Aramis faillit s'attendrir en l'écoutant parler. Il crut sentir dans son coeur un mouvement jusqu'alors inconnu; mais cette impression s'effaça bien vite.
«Son père! pensa-t-il. Oui, Saint-Père!»
Et ils reprirent place dans le carrosse, qui courut rapidement sur la route de Vaux-le-Vicomte.
Chapitre CCXVII – Le château de Vaux-le-Vicomte
Le château de Vaux-le-Vicomte, situé à une lieue de Melun, avait été bâti par Fouquet en 1656. Il n'y avait alors que peu d'argent en France. Mazarin avait tout pris, et Fouquet dépensait le reste.
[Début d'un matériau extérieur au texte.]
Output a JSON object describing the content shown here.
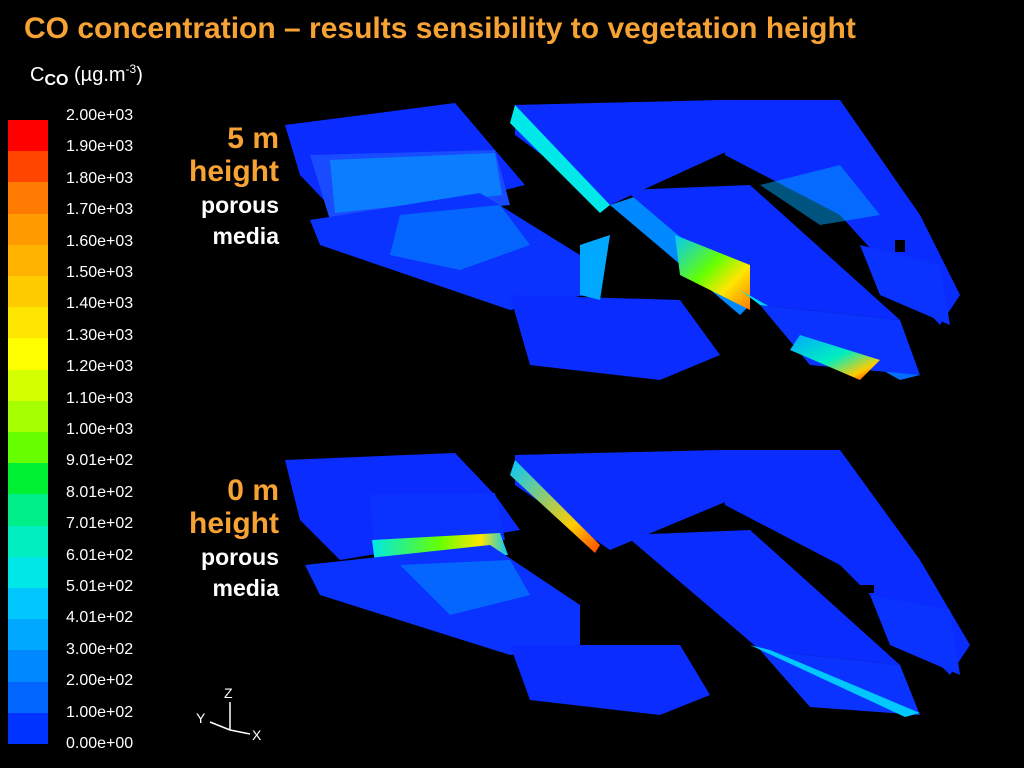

Seulement, comme certains hommes ont les défauts féconds et les vices utiles, Fouquet, en semant les millions dans ce palais, avait trouvé le moyen de récolter trois hommes illustres: Le Vau, architecte de l'édifice, Le Nôtre, dessinateur des jardins, et Le Brun, décorateur des appartements.
Si le château de Vaux avait un défaut qu'on pût lui reprocher, c'était son caractère grandiose et sa gracieuse magnificence, il est encore proverbial aujourd'hui de nombrer les arpents de sa toiture, dont la réparation est de nos jours la ruine des fortunes rétrécies comme toute l'époque.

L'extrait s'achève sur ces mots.